Schwenk M H, Jumani A Q, Rosenberg C R, Kulogowski J E, Charytan C, Spinowitz B S
Division of Nephrology and Hypertension, The New York Hospital Medical Center of Queens, Flushing 11355, USA.
Pharmacotherapy. 1998 May-Jun;18(3):627-30.
We compared epoetin alfa (EPO) dose requirements and hematocrit response in 17 patients receiving chronic hemodialysis at baseline and after 3 and 12 months of therapy with angiotensin-converting enzyme (ACE) inhibitors (12 enalapril, 5 captopril).

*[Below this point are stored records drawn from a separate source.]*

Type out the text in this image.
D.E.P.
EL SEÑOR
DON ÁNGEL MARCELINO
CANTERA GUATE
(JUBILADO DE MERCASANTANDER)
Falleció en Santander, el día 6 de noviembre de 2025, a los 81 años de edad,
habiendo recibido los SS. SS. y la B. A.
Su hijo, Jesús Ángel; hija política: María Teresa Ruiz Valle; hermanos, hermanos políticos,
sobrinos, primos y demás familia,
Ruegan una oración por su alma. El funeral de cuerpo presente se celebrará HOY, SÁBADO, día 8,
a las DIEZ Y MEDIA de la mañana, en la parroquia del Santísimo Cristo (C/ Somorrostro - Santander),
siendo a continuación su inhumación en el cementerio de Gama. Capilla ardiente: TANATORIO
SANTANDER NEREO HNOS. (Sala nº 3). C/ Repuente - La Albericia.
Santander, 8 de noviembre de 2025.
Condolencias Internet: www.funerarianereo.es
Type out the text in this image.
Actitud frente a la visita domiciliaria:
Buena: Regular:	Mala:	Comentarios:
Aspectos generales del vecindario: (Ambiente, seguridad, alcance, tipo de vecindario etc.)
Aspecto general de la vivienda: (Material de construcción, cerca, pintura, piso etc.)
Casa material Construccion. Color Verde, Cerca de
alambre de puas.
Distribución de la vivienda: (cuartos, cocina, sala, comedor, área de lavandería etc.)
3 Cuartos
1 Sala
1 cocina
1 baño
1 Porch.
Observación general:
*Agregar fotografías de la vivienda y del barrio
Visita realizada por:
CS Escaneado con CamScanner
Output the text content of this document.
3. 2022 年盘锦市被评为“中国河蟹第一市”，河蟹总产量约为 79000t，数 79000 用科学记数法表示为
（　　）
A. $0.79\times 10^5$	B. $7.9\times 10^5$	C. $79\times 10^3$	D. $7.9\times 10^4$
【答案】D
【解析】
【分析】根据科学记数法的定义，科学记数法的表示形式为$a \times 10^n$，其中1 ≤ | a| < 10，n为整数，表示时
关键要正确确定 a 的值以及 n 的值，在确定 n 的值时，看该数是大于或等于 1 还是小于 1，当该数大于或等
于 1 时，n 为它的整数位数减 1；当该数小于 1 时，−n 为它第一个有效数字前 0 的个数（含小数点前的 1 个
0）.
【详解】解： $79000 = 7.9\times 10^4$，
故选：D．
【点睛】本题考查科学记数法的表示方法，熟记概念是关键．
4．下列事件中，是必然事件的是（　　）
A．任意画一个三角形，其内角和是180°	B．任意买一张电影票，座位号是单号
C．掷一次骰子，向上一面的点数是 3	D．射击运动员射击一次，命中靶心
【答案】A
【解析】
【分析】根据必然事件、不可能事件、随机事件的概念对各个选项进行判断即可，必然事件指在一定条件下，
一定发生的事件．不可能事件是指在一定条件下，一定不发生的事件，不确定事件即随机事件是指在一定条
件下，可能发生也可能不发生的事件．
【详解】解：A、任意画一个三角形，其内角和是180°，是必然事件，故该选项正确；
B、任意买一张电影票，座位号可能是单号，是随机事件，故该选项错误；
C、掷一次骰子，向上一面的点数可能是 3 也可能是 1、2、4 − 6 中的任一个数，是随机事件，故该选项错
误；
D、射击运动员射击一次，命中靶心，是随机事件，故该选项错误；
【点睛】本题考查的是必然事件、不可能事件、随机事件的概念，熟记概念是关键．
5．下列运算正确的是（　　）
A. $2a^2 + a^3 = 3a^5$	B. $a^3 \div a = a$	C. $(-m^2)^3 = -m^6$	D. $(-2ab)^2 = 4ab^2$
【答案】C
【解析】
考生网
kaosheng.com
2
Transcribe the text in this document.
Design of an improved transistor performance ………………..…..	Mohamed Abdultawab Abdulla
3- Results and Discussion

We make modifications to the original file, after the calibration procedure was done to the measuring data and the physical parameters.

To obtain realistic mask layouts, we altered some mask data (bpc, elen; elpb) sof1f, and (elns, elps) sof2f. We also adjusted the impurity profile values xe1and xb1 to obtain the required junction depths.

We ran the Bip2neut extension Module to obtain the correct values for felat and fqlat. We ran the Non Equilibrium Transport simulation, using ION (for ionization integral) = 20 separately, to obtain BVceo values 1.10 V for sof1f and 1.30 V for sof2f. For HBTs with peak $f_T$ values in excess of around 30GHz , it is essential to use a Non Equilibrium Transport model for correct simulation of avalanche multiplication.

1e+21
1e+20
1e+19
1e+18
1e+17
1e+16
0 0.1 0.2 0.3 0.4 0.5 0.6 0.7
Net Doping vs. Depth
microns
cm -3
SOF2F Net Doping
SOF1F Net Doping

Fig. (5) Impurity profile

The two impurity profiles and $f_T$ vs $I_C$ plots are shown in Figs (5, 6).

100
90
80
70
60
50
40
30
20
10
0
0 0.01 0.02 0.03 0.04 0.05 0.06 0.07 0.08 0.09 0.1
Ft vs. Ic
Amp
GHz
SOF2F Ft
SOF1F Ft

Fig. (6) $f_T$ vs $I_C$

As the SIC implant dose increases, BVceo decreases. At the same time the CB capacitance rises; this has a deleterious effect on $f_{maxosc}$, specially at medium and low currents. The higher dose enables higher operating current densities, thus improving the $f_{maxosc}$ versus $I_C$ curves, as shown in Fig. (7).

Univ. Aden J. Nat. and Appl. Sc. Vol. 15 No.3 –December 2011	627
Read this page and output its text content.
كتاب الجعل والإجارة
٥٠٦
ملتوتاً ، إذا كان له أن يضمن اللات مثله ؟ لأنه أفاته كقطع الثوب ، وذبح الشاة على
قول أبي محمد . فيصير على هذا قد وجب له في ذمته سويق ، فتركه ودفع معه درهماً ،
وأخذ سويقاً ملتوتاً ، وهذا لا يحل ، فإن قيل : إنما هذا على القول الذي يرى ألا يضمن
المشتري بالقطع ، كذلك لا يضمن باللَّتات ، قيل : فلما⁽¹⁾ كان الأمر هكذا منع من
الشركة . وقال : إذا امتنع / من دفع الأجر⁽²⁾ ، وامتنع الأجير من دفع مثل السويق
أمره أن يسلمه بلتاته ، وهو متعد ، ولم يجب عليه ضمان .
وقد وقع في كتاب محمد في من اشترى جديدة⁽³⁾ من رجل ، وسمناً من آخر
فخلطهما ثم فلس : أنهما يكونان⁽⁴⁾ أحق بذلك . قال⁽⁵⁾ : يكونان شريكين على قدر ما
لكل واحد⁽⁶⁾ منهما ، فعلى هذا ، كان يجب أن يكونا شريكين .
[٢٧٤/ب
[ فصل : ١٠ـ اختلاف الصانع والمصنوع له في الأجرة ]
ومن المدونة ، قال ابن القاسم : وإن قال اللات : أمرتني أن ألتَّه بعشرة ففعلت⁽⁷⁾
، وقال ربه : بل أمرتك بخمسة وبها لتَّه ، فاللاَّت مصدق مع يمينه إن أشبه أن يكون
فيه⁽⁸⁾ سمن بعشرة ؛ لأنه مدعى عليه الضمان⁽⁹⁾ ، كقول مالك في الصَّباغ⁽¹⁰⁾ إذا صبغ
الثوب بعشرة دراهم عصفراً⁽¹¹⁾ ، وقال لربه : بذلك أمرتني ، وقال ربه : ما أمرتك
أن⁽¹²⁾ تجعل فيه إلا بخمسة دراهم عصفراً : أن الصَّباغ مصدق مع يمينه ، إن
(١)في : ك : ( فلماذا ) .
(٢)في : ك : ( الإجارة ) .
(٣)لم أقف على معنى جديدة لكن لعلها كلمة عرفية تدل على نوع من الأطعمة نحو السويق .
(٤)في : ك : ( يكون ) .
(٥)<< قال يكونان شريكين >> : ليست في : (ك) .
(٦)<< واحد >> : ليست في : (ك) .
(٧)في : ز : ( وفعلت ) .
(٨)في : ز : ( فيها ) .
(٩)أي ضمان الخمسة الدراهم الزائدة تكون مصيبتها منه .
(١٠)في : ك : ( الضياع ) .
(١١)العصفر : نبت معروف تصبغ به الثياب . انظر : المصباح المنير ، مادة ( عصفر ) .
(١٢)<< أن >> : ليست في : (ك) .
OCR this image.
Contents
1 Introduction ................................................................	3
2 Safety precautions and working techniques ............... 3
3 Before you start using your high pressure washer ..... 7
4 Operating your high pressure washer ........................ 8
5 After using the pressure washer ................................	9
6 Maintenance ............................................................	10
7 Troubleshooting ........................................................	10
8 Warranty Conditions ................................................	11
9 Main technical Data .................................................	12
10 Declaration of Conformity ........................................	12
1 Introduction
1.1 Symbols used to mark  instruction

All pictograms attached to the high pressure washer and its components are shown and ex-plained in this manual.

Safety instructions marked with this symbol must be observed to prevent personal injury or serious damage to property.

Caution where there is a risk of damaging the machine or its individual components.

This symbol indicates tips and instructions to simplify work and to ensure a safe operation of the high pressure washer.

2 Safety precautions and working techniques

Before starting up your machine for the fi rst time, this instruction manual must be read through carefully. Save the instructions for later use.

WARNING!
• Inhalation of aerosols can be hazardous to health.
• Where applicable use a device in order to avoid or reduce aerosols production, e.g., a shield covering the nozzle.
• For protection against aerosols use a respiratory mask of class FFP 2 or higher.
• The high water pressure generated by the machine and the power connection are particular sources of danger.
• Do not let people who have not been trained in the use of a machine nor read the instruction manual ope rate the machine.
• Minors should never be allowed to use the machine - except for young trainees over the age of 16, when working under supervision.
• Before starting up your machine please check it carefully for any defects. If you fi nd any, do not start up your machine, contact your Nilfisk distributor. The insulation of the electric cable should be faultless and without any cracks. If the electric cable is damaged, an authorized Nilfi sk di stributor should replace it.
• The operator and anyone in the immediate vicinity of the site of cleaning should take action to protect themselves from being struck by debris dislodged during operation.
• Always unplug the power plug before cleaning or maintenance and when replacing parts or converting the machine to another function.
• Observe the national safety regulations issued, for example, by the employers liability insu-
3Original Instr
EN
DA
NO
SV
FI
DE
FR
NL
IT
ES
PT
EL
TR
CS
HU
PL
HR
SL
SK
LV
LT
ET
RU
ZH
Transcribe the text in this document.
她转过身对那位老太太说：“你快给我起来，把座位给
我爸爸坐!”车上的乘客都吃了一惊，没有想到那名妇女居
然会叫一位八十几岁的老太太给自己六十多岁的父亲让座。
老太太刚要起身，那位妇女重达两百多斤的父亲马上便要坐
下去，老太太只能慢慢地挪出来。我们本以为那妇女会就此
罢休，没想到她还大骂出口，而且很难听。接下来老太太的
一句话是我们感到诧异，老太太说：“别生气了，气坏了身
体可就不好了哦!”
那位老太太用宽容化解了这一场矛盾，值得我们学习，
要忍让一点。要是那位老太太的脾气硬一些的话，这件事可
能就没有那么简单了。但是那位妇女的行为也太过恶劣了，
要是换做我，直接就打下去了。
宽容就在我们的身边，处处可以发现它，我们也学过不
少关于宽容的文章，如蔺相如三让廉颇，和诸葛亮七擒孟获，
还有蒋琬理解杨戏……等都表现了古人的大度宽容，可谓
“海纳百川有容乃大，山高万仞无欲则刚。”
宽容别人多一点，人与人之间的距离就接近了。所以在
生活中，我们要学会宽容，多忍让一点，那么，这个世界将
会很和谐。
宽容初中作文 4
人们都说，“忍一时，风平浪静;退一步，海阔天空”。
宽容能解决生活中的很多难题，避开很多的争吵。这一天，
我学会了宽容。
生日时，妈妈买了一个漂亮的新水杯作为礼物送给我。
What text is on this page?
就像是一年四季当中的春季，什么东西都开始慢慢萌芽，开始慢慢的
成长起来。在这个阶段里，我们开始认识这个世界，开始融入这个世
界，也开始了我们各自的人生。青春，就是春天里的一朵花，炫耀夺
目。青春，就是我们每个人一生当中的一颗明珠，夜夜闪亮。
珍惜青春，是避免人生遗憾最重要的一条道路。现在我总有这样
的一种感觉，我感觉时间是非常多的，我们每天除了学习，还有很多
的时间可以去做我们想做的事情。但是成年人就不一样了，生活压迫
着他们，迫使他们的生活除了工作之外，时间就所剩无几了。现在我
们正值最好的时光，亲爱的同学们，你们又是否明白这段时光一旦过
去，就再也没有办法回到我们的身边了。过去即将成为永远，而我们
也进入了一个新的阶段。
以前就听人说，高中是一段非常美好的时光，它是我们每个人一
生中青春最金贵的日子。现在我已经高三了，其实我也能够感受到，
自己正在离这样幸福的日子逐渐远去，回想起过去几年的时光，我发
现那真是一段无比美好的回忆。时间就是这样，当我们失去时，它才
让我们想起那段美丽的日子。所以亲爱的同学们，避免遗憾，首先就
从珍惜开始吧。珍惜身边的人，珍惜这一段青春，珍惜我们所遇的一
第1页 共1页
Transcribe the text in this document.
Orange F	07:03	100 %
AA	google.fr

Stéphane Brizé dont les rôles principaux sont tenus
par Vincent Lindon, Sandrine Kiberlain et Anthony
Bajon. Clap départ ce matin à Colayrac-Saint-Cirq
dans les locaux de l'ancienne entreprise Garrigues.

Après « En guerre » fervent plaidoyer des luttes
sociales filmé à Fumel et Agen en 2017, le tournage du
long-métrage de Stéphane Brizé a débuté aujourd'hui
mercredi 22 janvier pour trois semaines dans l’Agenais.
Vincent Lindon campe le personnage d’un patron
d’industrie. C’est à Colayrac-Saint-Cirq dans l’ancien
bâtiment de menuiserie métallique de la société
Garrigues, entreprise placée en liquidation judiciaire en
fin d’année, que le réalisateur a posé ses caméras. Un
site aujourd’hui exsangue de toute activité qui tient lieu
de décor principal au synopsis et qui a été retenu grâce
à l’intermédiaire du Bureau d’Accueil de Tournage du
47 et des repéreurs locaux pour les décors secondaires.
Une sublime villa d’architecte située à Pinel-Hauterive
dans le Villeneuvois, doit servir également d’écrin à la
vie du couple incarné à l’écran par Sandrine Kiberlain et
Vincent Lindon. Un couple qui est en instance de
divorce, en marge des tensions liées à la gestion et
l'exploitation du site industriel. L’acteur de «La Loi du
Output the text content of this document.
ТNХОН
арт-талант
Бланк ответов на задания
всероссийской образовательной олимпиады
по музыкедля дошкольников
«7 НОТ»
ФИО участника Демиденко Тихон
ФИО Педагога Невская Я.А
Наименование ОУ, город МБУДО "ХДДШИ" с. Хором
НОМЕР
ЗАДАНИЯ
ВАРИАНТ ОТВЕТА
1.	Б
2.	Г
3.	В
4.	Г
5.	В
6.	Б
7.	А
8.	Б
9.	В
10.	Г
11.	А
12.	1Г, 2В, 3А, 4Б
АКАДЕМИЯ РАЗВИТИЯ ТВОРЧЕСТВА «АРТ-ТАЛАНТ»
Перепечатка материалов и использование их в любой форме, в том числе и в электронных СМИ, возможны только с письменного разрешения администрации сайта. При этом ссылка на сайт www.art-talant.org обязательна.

No acute processes were present (infection, hemorrhage, inflammation) at time of starting ACE inhibitor therapy. Mean (+/- SD) intravenous EPO dosages at zero, 3, and 12 months were 6012 +/- 2575, 5800 +/- 2026, and 5660 +/- 2285 U 3 times/week (p=0.56), and mean differences were -212 U for 0-3 months (95% CI -1310 to 886) and -713 U for 0-12 months (95% CI -2142 to 716). Mean +/- SD hematocrits were 30.5 +/- 3.9%, 31.6 +/- 3.2%, and 34.2 +/- 3.1% (p=0.01, zero vs 12 mo), and mean differences were 1.7% for 0-3 months (95% CI -1.41 to 4.81) and 3.85% for zero-12 months (95% CI 0.71-7). Our results indicate that ACE inhibitors do not increase EPO dose requirements or reduce hematocrits in these patients.
我们比较了17例接受慢性血液透析患者在基线时以及使用血管紧张素转换酶(ACE)抑制剂(12例依那普利,5例卡托普利)治疗3个月和12个月后的促红细胞生成素α(EPO)剂量需求和血细胞比容反应。开始使用ACE抑制剂治疗时不存在急性病程(感染、出血、炎症)。零个月、3个月和12个月时的平均(±标准差)静脉注射EPO剂量分别为6012±2575、5800±2026和5660±2285单位,每周3次(p = 0.56),0至3个月的平均差异为 -212单位(95%可信区间 -1310至886),0至12个月的平均差异为 -713单位(95%可信区间 -2142至716)。平均(±标准差)血细胞比容分别为30.5±3.9%、31.6±3.2%和34.2±3.1%(p = 0.01,零个月与12个月相比),0至3个月的平均差异为1.7%(95%可信区间 -1.41至4.81),零至12个月的平均差异为3.85%(95%可信区间0.71至7)。我们的结果表明,ACE抑制剂不会增加这些患者的EPO剂量需求或降低血细胞比容。